Of course, you have really determined scammers who use a combination of techniques. In one instance, we intercepted a company submitting fake reviews via brute force from their own corporate headquarters. Over time, as we continued to block the content, we saw them shift to submitting fraudulent content using people in the Philippines and shift again to using individuals in China before eventually submitting fake content once again from their corporate headquarters.
Each time they shifted locations, they also changed other elements of the content—characteristics like length, grammar, etc. Later, we identified suspicious activity associated with the same company, except this time we traced the content to a post on Craigslist that was soliciting reviews for the brand for $5 apiece. I won’t detail precisely how we were able to monitor this string of activity but, suffice to say, we continuously blocked this content.
How does Bazaarvoice fight the scammers?
We approach authenticity using a combination and policies and technologies. At a high level, the major components of our authenticity system include:
1. Device identification and reputation technologies that allow us to identify the submission source of all reviews—from any Internet-enabled device including PCs, smartphones, tablets, laptops, or consoles—and expose hidden relationships, while still protecting users’ privacy.
2. Advanced algorithms that review source data, review text, and multiple other attributes to help identify patterns suggestive of fraudulent activity.
3. Business rules that flag submissions based on thresholds associated with evidence, profiles, velocity, geolocation, or other anomalies indicative of fraudulent activity.
4. System-wide analysis capabilities that aggregate large volumes of disparate data from the entire Bazaarvoice network to enable real-time decision screening via a fraud scoring engine.
5. Verified purchase technologies that match the source of submitted content to a specific transaction.
6. Dedicated fraud analysts that monitor suspicious reviews to make a final determination regarding their authenticity.

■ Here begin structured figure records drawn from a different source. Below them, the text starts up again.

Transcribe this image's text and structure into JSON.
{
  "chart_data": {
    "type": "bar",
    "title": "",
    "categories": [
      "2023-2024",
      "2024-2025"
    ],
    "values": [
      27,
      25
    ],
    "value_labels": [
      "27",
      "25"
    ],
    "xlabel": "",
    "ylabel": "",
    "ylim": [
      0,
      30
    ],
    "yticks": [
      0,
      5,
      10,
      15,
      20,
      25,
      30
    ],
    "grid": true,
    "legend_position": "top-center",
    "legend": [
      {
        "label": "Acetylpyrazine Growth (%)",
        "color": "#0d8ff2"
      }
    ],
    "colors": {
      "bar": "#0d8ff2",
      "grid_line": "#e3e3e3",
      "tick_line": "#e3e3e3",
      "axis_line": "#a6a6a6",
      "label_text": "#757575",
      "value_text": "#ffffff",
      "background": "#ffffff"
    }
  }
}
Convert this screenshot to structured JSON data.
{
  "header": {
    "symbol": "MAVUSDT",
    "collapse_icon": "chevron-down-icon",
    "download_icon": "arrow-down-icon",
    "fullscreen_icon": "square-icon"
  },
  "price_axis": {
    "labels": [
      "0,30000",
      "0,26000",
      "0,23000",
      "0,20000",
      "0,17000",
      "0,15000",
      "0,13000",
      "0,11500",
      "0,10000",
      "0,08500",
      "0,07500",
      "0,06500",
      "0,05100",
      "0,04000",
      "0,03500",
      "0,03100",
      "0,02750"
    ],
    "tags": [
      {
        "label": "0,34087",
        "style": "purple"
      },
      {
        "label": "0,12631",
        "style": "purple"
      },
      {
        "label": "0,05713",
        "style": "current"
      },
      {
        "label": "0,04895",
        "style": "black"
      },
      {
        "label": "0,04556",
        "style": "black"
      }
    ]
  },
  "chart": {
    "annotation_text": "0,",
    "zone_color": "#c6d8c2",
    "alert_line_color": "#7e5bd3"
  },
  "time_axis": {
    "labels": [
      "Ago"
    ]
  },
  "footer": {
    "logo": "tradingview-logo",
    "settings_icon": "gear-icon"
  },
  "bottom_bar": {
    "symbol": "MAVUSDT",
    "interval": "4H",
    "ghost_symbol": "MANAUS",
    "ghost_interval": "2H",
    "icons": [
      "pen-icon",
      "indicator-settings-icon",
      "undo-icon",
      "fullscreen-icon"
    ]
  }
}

7. Client audits that help ensure the activities of our own clients do not violate the terms of our Authenticity Policy (e.g., attempts to “un-reject” identified fraudulent content) and which may be suggestive of other efforts to circumvent the system.
These components work together to prevent a single point of failure by allowing the weakness of one tactic to be countered by the strength of another. As a result, we effectively intercept and combat the variety deceptive practices that affect the trustworthiness of online reviews, including but not limited to:
- Spam, bots, and repetitive script scenarios
- Individuals utilizing various evasion techniques to conduct both small and large-scale fraud efforts
- Supplier solicited fraud (i.e., attempts by individuals to solicit payment in exchange for writing fake reviews via sites such as Fiverr, Craigslist, etc.)
- Agent solicited fraud (i.e., attempts by an agency to procure fake reviews on behalf of a client)
- Employee solicited fraud (i.e., attempts by a businesses/employees to solicit reviews from friends, family, etc.)
- Compliance concerns associated with employees or agents authoring reviews.